Pero mientras la limusina cruzaba Manteca y Turlock por la Autopista 99, con risas resonando desde el techo corredizo abierto, un teléfono vibró.
"Chicos... el concierto ha sido cancelado. El cabeza de cartel se enfermó".
Así, la noche que habían estado planeando durante meses se desmoronó. Por un minuto, el coche quedó en silencio. Nadie sabía qué decir.
Entonces Lexi, siempre la chispa del grupo, levantó su copa y sonrió:
"Ok. Entonces no vayamos a ese concierto. Vayamos a buscar uno mejor".
Hubo una pausa, y luego todos estaban de acuerdo.

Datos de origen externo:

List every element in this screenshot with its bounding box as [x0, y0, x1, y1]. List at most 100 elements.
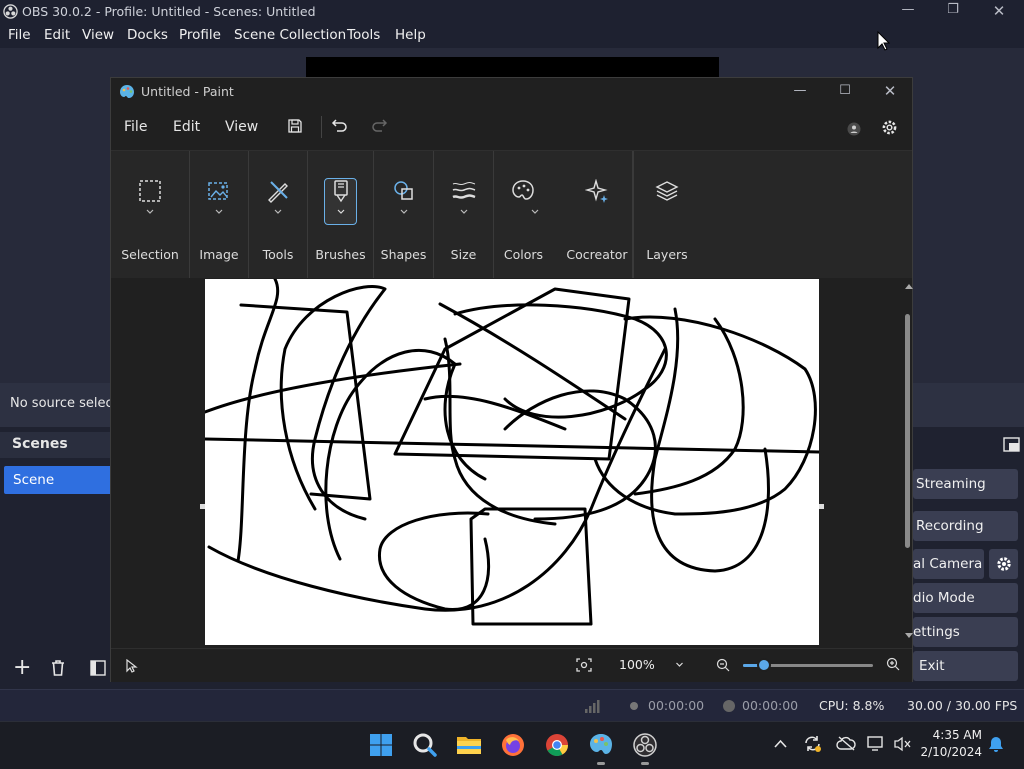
- preview-black-bar: [306, 57, 719, 78]
- canvas-resize-handle-left[interactable]: [200, 504, 205, 509]
- ribbon-colors-label: Colors: [503, 247, 544, 262]
- zoom-slider-thumb[interactable]: [757, 658, 771, 672]
- ribbon-tools[interactable]: Tools: [249, 151, 308, 279]
- zoom-in-icon[interactable]: [886, 657, 900, 671]
- clock-time[interactable]: 4:35 AM: [930, 728, 982, 742]
- ribbon-selection[interactable]: Selection: [111, 151, 190, 279]
- ribbon-size[interactable]: Size: [434, 151, 494, 279]
- redo-icon[interactable]: [370, 117, 388, 135]
- paint-status-bar: 100%: [111, 648, 912, 682]
- paint-maximize-button[interactable]: ☐: [834, 83, 856, 101]
- selection-icon: [139, 180, 161, 202]
- zoom-out-icon[interactable]: [716, 658, 730, 672]
- obs-close-button[interactable]: ✕: [988, 2, 1010, 20]
- tools-icon: [268, 181, 288, 203]
- scroll-down-arrow[interactable]: [905, 633, 913, 638]
- obs-menu-docks[interactable]: Docks: [127, 27, 168, 43]
- palette-icon: [512, 180, 534, 200]
- exit-label: Exit: [919, 658, 945, 674]
- sync-icon[interactable]: [803, 734, 822, 753]
- file-explorer-icon[interactable]: [456, 732, 482, 758]
- start-streaming-button[interactable]: Streaming: [913, 469, 1018, 499]
- zoom-dropdown[interactable]: 100%: [611, 654, 691, 676]
- obs-menu-help[interactable]: Help: [395, 27, 426, 43]
- obs-menu-edit[interactable]: Edit: [44, 27, 70, 43]
- virtual-camera-settings-button[interactable]: [989, 549, 1018, 579]
- notification-bell-icon[interactable]: [988, 736, 1004, 753]
- ribbon-shapes[interactable]: Shapes: [374, 151, 434, 279]
- volume-muted-icon[interactable]: [893, 736, 911, 752]
- vertical-scrollbar-thumb[interactable]: [905, 314, 910, 548]
- chevron-down-icon: [531, 209, 539, 214]
- obs-menu-profile[interactable]: Profile: [179, 27, 221, 43]
- obs-minimize-button[interactable]: —: [897, 2, 919, 20]
- scene-list-item[interactable]: Scene: [4, 466, 116, 494]
- virtual-camera-label: al Camera: [913, 556, 983, 572]
- settings-button[interactable]: ettings: [913, 617, 1018, 647]
- exit-button[interactable]: Exit: [913, 651, 1018, 681]
- scribble-drawing: [205, 279, 819, 626]
- obs-running-indicator: [641, 762, 649, 765]
- paint-title-bar: Untitled - Paint — ☐ ✕: [111, 78, 912, 106]
- undo-icon[interactable]: [331, 117, 349, 135]
- chevron-down-icon: [676, 662, 683, 667]
- canvas-resize-handle-right[interactable]: [819, 504, 824, 509]
- ribbon-layers[interactable]: Layers: [634, 151, 700, 279]
- no-source-label: No source selecte: [10, 396, 126, 411]
- zoom-level: 100%: [619, 657, 655, 672]
- trash-icon[interactable]: [50, 659, 66, 677]
- obs-menu-tools[interactable]: Tools: [347, 27, 380, 43]
- ribbon-shapes-label: Shapes: [380, 247, 427, 262]
- save-icon[interactable]: [287, 118, 303, 134]
- search-icon[interactable]: [412, 732, 438, 758]
- network-icon[interactable]: [867, 735, 885, 752]
- paint-settings-gear-icon[interactable]: [880, 118, 899, 137]
- settings-label: ettings: [913, 624, 960, 640]
- scenes-dock-header: Scenes: [0, 432, 115, 458]
- filter-icon[interactable]: [90, 660, 106, 676]
- cursor-pointer-icon: [126, 659, 138, 673]
- paint-app-icon: [120, 85, 134, 98]
- gear-icon: [997, 557, 1011, 571]
- paint-menu-view[interactable]: View: [225, 119, 258, 135]
- studio-mode-button[interactable]: dio Mode: [913, 583, 1018, 613]
- clock-date[interactable]: 2/10/2024: [920, 745, 982, 759]
- ribbon-size-label: Size: [450, 247, 477, 262]
- paint-close-button[interactable]: ✕: [879, 82, 901, 100]
- scenes-title: Scenes: [12, 436, 68, 452]
- obs-taskbar-icon[interactable]: [632, 732, 658, 758]
- paint-menu-bar: File Edit View: [111, 106, 912, 150]
- windows-start-icon[interactable]: [368, 732, 394, 758]
- undock-icon[interactable]: [1003, 437, 1020, 452]
- paint-ribbon: Selection Image Tools Brushes Shapes Siz…: [111, 150, 912, 279]
- cloud-offline-icon[interactable]: [836, 736, 856, 751]
- start-recording-button[interactable]: Recording: [913, 511, 1018, 541]
- add-scene-icon[interactable]: +: [13, 655, 31, 680]
- obs-menu-file[interactable]: File: [8, 27, 31, 43]
- paint-minimize-button[interactable]: —: [789, 83, 811, 101]
- mouse-cursor-icon: [877, 31, 890, 51]
- paint-menu-file[interactable]: File: [124, 119, 147, 135]
- ribbon-image[interactable]: Image: [190, 151, 249, 279]
- cpu-usage: CPU: 8.8%: [819, 698, 885, 713]
- fit-to-window-icon[interactable]: [576, 658, 592, 672]
- virtual-camera-button[interactable]: al Camera: [913, 549, 984, 579]
- obs-maximize-button[interactable]: ❐: [942, 2, 964, 20]
- canvas-area: [111, 278, 913, 648]
- drawing-canvas[interactable]: [205, 279, 819, 645]
- chevron-down-icon: [274, 209, 282, 214]
- obs-menu-view[interactable]: View: [82, 27, 114, 43]
- ribbon-brushes[interactable]: Brushes: [308, 151, 374, 279]
- firefox-icon[interactable]: [500, 732, 526, 758]
- ribbon-cocreator[interactable]: Cocreator: [561, 151, 634, 279]
- obs-menu-scene-collection[interactable]: Scene Collection: [234, 27, 346, 43]
- paint-menu-edit[interactable]: Edit: [173, 119, 200, 135]
- scroll-up-arrow[interactable]: [905, 284, 913, 289]
- paint-taskbar-icon[interactable]: [588, 732, 614, 758]
- cocreator-sparkle-icon: [585, 179, 608, 203]
- chrome-icon[interactable]: [544, 732, 570, 758]
- chevron-up-icon[interactable]: [774, 739, 787, 748]
- account-icon[interactable]: [847, 122, 861, 136]
- menu-divider: [321, 116, 322, 138]
- obs-logo-icon: [3, 4, 18, 19]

Los teléfonos salieron. Las búsquedas en Google explotaron. De repente, no eran solo asistentes a una fiesta, eran copilotos en una búsqueda salvaje por todo el valle en busca de música en vivo, baile y algo que recordar.
Un amigo encontró un espectáculo de blues en Lucca Winery en Ripon, otro mencionó una banda de covers de antaño tocando en The State Theatre en el centro de Modesto. Pero la sorpresa vino de Carlos, quien encontró un anuncio de un showcase indie en The Catalyst en Fresno, a dos horas de distancia, pero lo suficientemente loco como para considerarlo.
Mientras la limusina daba la vuelta en el estacionamiento de un supermercado a las afueras de Ceres, un nuevo plan se estaba gestando.
No más reglas. No más horarios.
Solo música, luces, vino y la carretera.